MetroPCS Communications (NYSE:PCS): In a letter to MetroPCS shareholders, P. Schoenfeld Asset Management, or PSAM, requested that they vote against the proposed MetroPCS and T-Mobile USA transaction. PSAM is strongly opposed to the proposed transaction due to the fact that under its current terms, the deal is unfair to MetroPCS shareholders and is described as irresponsible and inefficiently structured. Furthermore, the deal does not represent full and fair value for PSAM’s collective investment in the company, it added. Additionally, PSAM noted that it was heartened to see that other major shareholders, including Paulson & Co. Inc., the largest MetroPCS shareholder as it owns 36.3 million shares or 9.9 percent of outstanding shares as of the record date, also intend to vote against the deal.
AT&T (NYSE:T): It is possible that AT&T will sell its cellphone towers for “mid-$5 billion” or over, stated RBC Capital in a report that was released on Thursday. RBC Capital analyst Jonathan Atkin has stated that American Tower (NYSE:AMT) would be the most likely buyer if AT&T makes the move to sell its cellphone towers, which a number of wireless service providers have done. Last year, Crown Castle (NYSE:CCI) acquired 7,200 towers from T-Mobile USA for $2.4 billion. It is possible that AT&T will put about 14,500 cellphone towers up for sale, Atkin claims. ”We believe AT&T is actively considering the monetization of its tower assets in a similar fashion to several of its peers in the wireless industry,” wrote Atkin. “We calculate that these assets could fetch mid-$5 billion or more for AT&T’s 14,500 sites, based on recent tower-industry transactions and assuming roughly $400,000 per site.”

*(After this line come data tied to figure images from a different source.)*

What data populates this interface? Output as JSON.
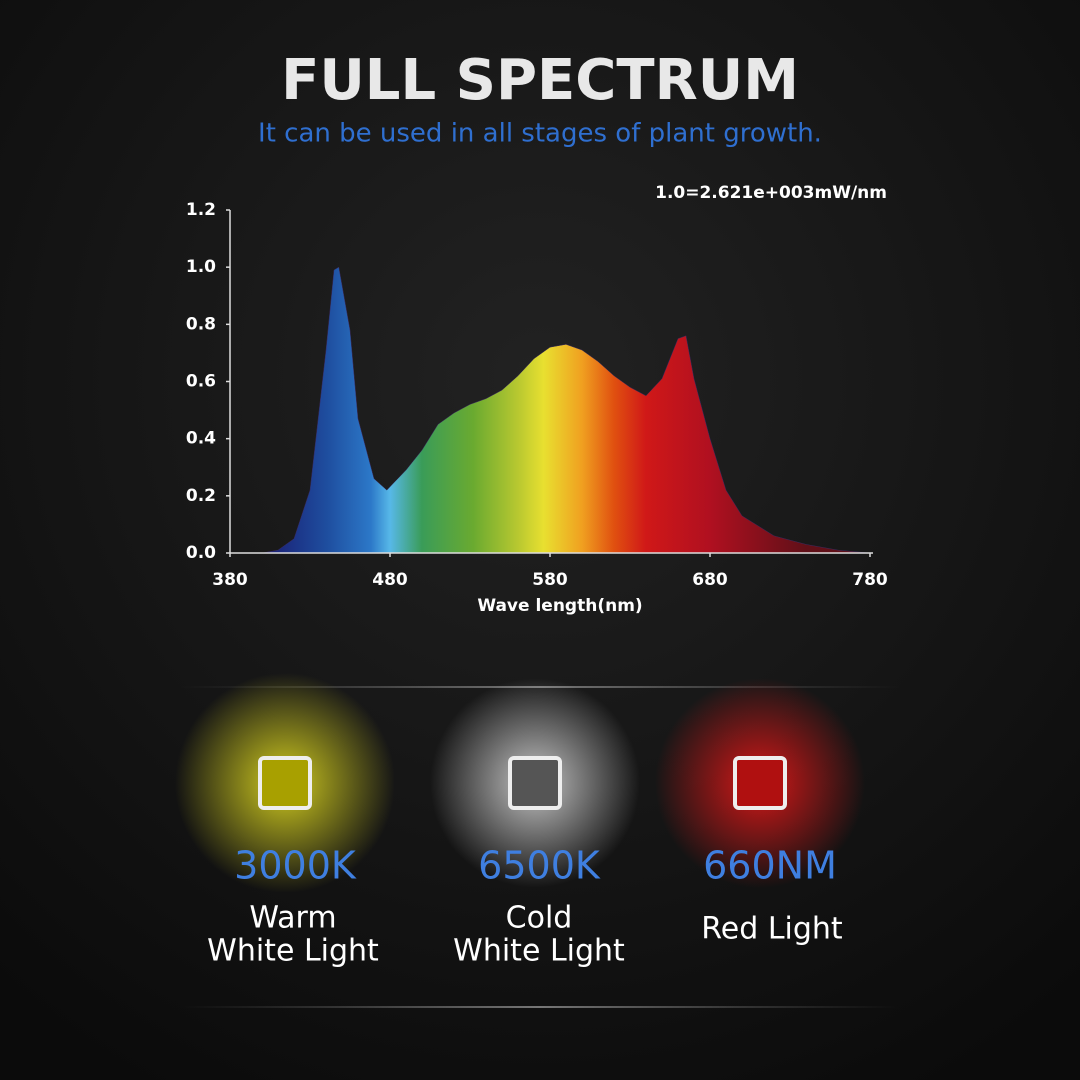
{
  "chart_data": {
    "type": "area",
    "title": "FULL  SPECTRUM",
    "subtitle": "It can be used in all stages of plant growth.",
    "annotation": "1.0=2.621e+003mW/nm",
    "x_label": "Wave length(nm)",
    "x": [
      400,
      410,
      420,
      430,
      440,
      445,
      448,
      455,
      460,
      470,
      478,
      490,
      500,
      510,
      520,
      530,
      540,
      550,
      560,
      570,
      580,
      590,
      600,
      610,
      620,
      630,
      640,
      650,
      660,
      665,
      670,
      680,
      690,
      700,
      720,
      740,
      760,
      780
    ],
    "values": [
      0,
      0.01,
      0.05,
      0.22,
      0.71,
      0.99,
      1.0,
      0.78,
      0.47,
      0.26,
      0.22,
      0.29,
      0.36,
      0.45,
      0.49,
      0.52,
      0.54,
      0.57,
      0.62,
      0.68,
      0.72,
      0.73,
      0.71,
      0.67,
      0.62,
      0.58,
      0.55,
      0.61,
      0.75,
      0.76,
      0.61,
      0.4,
      0.22,
      0.13,
      0.06,
      0.03,
      0.01,
      0
    ],
    "xlim": [
      380,
      780
    ],
    "xticks": [
      380,
      480,
      580,
      680,
      780
    ],
    "ylim": [
      0,
      1.2
    ],
    "yticks": [
      {
        "value": 0,
        "label": "0.0"
      },
      0.2,
      0.4,
      0.6,
      0.8,
      {
        "value": 1,
        "label": "1.0"
      },
      1.2
    ]
  },
  "leds": [
    {
      "value": "3000K",
      "name_lines": [
        "Warm",
        "White Light"
      ]
    },
    {
      "value": "6500K",
      "name_lines": [
        "Cold",
        "White Light"
      ]
    },
    {
      "value": "660NM",
      "name_lines": [
        "Red Light"
      ]
    }
  ]
}
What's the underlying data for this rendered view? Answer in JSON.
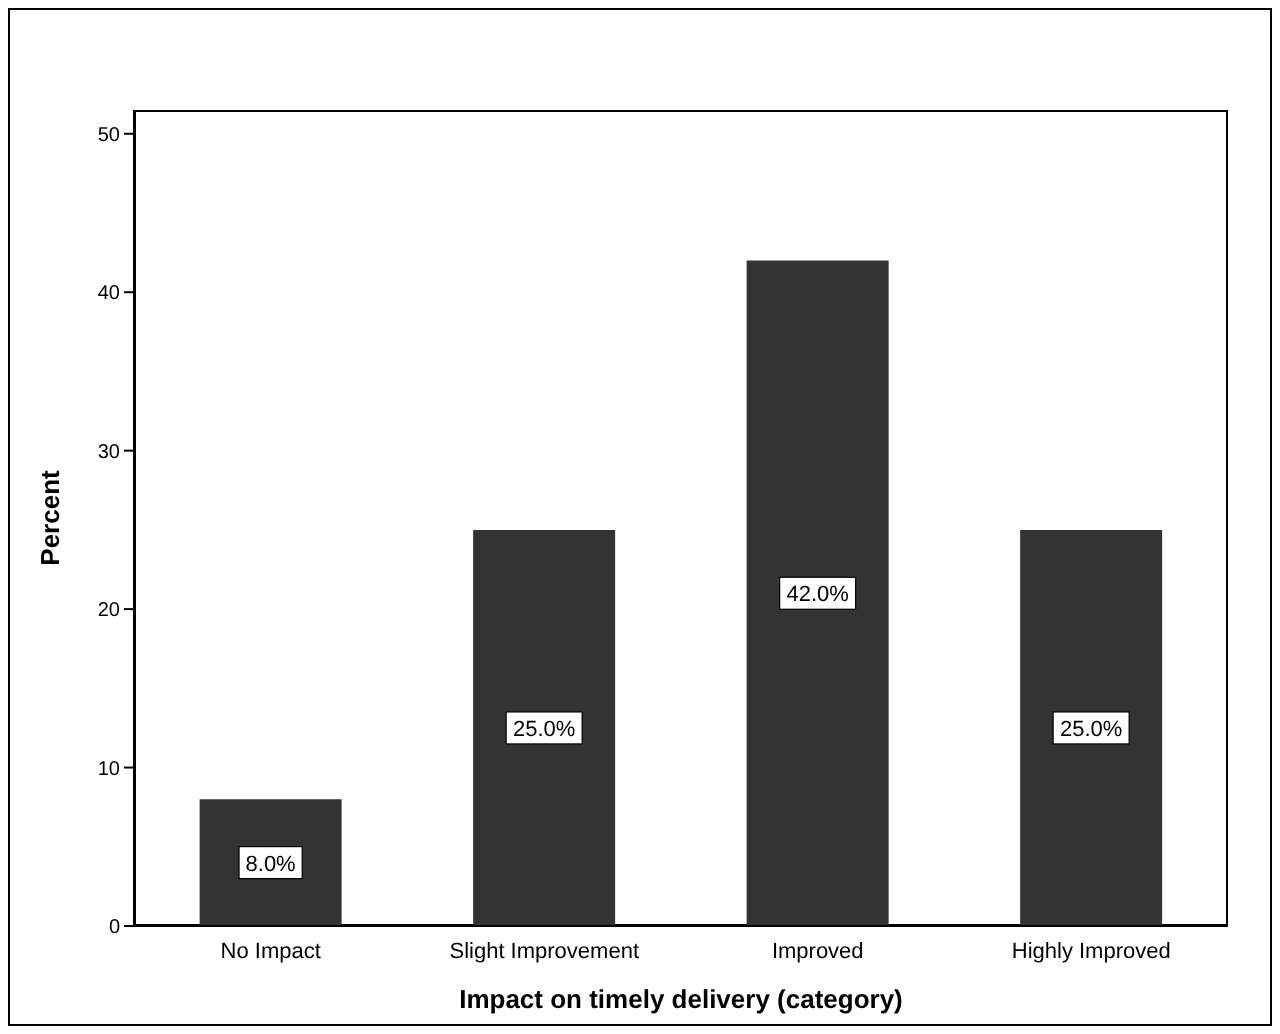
{
  "chart_data": {
    "type": "bar",
    "xlabel": "Impact on timely delivery (category)",
    "ylabel": "Percent",
    "categories": [
      "No Impact",
      "Slight Improvement",
      "Improved",
      "Highly Improved"
    ],
    "values": [
      8,
      25,
      42,
      25
    ],
    "color": "#333333",
    "value_labels": [
      "8.0%",
      "25.0%",
      "42.0%",
      "25.0%"
    ],
    "ylim": [
      0,
      51.5
    ],
    "yticks": [
      0,
      10,
      20,
      30,
      40,
      50
    ],
    "grid": false,
    "legend": false
  }
}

Vodafone (NASDAQ:VOD): Vodafone and France Telecom’s (NYSE:FTE) Orange are to invest as much as 1 billion euro to jointly build a fibre network in Spain, bringing high-speed Internet service to six million households spanning 50 major cities by September 2017. The two operators stated that although the fibre networks will be owned independently, the companies are to share the same technical specifications as a means to ensure compatibility as a single network, and each partner is to be given guaranteed access to the whole infrastructure. The joint deployment intends to compete with Telefónica’s (NYSE:TEF) existing fibre network, presently reaching 2.2 million homes, and it hopes to connect 800,000 households and workplaces by March 2014, increasing to three million by September 2015. “The fibre optic market in Spain is very deficient in terms of competition and could end up … a monopolised market if this is not corrected,” Orange Spain CEO Jean-Marc Vignolles told Reuters.